Re: Time warp
From: Lashdeep Singh (lashdeepyahoo.com)
Date: Wed, 22 Jun 2022 15:51:47 -0700 (PDT)
I heard the same too. Wonder why the well to do customer buying those cars new would care about insurance rates?

Or fuel economy, crash test peformance, luggage capacity, maintenance costs, etc.

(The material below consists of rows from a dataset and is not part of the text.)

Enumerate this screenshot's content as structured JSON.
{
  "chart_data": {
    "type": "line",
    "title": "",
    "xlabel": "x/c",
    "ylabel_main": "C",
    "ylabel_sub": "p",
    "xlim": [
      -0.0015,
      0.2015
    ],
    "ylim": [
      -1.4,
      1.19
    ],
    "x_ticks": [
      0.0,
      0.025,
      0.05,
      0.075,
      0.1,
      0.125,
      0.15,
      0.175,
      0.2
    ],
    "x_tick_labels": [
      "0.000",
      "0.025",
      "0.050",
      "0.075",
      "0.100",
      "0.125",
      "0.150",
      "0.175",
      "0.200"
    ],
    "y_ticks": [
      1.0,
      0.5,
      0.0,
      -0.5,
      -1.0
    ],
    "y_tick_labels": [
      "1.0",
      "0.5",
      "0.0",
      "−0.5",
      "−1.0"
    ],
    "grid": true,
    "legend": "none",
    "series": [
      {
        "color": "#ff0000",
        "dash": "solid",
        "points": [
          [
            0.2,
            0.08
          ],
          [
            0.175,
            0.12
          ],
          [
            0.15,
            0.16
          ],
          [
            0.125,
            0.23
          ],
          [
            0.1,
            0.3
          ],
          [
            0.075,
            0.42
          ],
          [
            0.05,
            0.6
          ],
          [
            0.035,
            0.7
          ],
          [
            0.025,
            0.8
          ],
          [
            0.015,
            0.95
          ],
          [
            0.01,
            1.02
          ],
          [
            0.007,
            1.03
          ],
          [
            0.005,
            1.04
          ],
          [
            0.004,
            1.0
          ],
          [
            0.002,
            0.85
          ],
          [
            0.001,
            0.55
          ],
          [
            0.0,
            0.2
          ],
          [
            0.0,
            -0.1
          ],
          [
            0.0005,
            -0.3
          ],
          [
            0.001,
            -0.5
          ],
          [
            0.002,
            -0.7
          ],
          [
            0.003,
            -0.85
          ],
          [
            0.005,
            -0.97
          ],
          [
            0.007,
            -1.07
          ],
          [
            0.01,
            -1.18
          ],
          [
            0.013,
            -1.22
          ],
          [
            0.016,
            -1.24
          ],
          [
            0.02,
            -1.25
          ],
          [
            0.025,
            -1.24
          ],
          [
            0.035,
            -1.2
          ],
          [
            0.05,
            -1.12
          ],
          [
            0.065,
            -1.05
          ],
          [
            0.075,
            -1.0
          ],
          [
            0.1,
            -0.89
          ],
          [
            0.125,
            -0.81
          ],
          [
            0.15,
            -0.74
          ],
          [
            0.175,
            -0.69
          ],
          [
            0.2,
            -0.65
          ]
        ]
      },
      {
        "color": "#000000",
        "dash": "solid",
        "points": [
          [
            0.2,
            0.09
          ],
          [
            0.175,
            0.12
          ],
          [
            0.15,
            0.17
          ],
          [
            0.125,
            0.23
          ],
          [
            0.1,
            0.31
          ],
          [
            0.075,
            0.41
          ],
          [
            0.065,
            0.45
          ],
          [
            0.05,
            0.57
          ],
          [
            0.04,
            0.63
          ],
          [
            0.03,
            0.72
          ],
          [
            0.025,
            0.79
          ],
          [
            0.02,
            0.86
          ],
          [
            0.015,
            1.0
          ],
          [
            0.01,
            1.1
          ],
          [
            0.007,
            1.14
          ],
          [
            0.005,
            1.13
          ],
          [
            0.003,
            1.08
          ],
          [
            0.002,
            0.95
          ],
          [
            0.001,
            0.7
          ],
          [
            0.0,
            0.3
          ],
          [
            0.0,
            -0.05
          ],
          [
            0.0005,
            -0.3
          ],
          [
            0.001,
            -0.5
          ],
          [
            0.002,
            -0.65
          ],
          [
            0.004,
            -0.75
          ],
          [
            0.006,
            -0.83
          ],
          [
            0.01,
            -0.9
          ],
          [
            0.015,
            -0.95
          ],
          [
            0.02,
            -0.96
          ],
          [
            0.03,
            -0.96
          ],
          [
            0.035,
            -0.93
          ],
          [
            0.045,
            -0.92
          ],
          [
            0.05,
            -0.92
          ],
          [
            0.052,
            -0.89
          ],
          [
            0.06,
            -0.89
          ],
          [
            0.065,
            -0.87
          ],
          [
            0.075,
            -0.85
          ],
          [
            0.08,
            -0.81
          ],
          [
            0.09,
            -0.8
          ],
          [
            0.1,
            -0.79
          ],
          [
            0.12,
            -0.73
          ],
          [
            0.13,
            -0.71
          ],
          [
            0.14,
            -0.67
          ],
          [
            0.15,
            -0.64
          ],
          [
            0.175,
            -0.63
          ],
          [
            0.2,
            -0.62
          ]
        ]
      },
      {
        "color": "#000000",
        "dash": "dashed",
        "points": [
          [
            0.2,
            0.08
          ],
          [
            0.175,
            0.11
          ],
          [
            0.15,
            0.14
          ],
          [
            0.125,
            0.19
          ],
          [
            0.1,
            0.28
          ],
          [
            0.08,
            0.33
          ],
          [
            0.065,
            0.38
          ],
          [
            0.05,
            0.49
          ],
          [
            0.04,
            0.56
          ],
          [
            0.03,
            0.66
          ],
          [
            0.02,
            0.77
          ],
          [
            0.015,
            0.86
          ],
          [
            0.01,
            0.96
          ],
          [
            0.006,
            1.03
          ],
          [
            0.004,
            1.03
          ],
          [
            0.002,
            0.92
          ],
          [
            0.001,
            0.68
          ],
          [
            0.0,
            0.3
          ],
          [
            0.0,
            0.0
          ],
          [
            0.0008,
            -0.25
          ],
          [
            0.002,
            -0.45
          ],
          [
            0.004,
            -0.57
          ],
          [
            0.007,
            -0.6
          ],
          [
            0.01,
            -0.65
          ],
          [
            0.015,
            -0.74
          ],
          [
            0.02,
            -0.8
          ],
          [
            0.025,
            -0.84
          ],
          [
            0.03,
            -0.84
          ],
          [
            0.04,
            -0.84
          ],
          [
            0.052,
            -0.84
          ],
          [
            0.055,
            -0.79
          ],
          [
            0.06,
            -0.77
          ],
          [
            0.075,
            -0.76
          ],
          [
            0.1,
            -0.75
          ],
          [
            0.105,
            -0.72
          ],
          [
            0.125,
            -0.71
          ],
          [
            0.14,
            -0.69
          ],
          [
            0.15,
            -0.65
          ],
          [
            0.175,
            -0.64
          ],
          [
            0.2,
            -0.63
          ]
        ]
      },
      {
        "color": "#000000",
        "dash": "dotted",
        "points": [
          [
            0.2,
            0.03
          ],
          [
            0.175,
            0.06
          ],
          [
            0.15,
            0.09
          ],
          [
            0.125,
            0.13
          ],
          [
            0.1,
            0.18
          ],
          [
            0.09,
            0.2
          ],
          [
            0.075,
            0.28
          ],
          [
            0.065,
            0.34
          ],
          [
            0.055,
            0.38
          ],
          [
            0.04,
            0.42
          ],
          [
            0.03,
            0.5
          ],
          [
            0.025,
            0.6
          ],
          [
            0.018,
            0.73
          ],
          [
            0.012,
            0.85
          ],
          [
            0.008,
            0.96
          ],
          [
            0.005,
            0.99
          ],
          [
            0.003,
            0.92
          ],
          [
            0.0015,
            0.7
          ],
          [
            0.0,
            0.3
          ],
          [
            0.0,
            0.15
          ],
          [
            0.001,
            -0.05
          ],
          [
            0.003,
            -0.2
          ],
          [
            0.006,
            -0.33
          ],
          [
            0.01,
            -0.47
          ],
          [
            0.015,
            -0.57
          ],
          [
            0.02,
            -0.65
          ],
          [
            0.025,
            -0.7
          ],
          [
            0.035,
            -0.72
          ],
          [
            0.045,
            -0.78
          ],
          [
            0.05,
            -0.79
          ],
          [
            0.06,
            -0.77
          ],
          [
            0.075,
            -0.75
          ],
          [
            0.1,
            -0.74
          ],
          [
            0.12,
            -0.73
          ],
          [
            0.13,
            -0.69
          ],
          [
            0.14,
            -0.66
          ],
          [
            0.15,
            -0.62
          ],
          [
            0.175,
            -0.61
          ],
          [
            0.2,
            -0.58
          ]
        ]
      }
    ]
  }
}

On May 27, 2022, at 23:27, Peter Rychel <dino308gt4 [at] hotmail.com> wrote:



But then you’d lose the rear seats...

 

Jokes aside, I don’t know if it was urban myth, or actual regulation, but all of these types of “sports” cars that had rear seats, wasn’t that so it wouldn’t qualify as a “sports” car and therefore have a lower insurance rate?

 

Peter

 

Sent from Mail for Windows

 

 

From: Lashdeep Singh via Ferrari
Sent: May 27, 2022 7:37 PM
To: PeterGT4
Cc: The FerrariList
Subject: Re: [Ferrari] Time warp

 

So much brain damage when they could have just moved the engine forward 18 inches!!

 

Amazed that not even one nerdy intern showed up for summer break in ‘66 and suggested this…

 

 



On Apr 29, 2022, at 16:40, Doug Anderson <dnt911 [at] outlook.com> wrote:



Thanks Lash – looking back, the 60’s thru the early 70’s were a muscle and sports car time warp.

 

The svelte, super swoopy beautiful CanAm cars were now going so fast they could and did flip over end for end.  The at track answer:  Where’s the pop rivet gun and a few sheets of aluminum to affix chin spoilers, front fender wings and stuff in the back to keep the car on the ground.

 

Even dear old Porsche with their new 1965 911’s had entered into the this ain’t steering right at “the 110 mph twilight zone.” 

 

But Porsche, with no wind tunnels, instead of snapping fender wings and chin spoilers and other do-dads all over the body . . . they hid 50 pounds of cast iron . . . in the front bumper. 

 

The first time I discovered this was when removing the front bumper at the shop for some reason.  Dum de dum . . . and now, from inside the trunk, remove 6 bolts on the two bumper brackets to body . . . and then go to the front of the car . . . now slide the bumper brackets out of their body housings - - - - - and DAMN . . . watch it disappear from your grasp and clatter to the floor.  GEE-sus.  What was THAT?  And there they were – two 25 pounds of cast iron.

 

Sensing this wasn’t a cool German solution other than copying Panzer II front armor Porsche went to work moving stuff around.  They kept the motor in the same spot although made the case out of magnesium and moved the rear axel back 2.6 inches to change the leverage.  They moved the battery from beside the fuel tank to two boxes located before the front tires in the front fender wings.

 

By 1972 Porsche flirted with rear deck lid spoilers and were surprised that rear wheels stuck better down the Mulsanne Straight.  From there, it only got better for all serious vehicles wishing to improve fuel mileage and traction.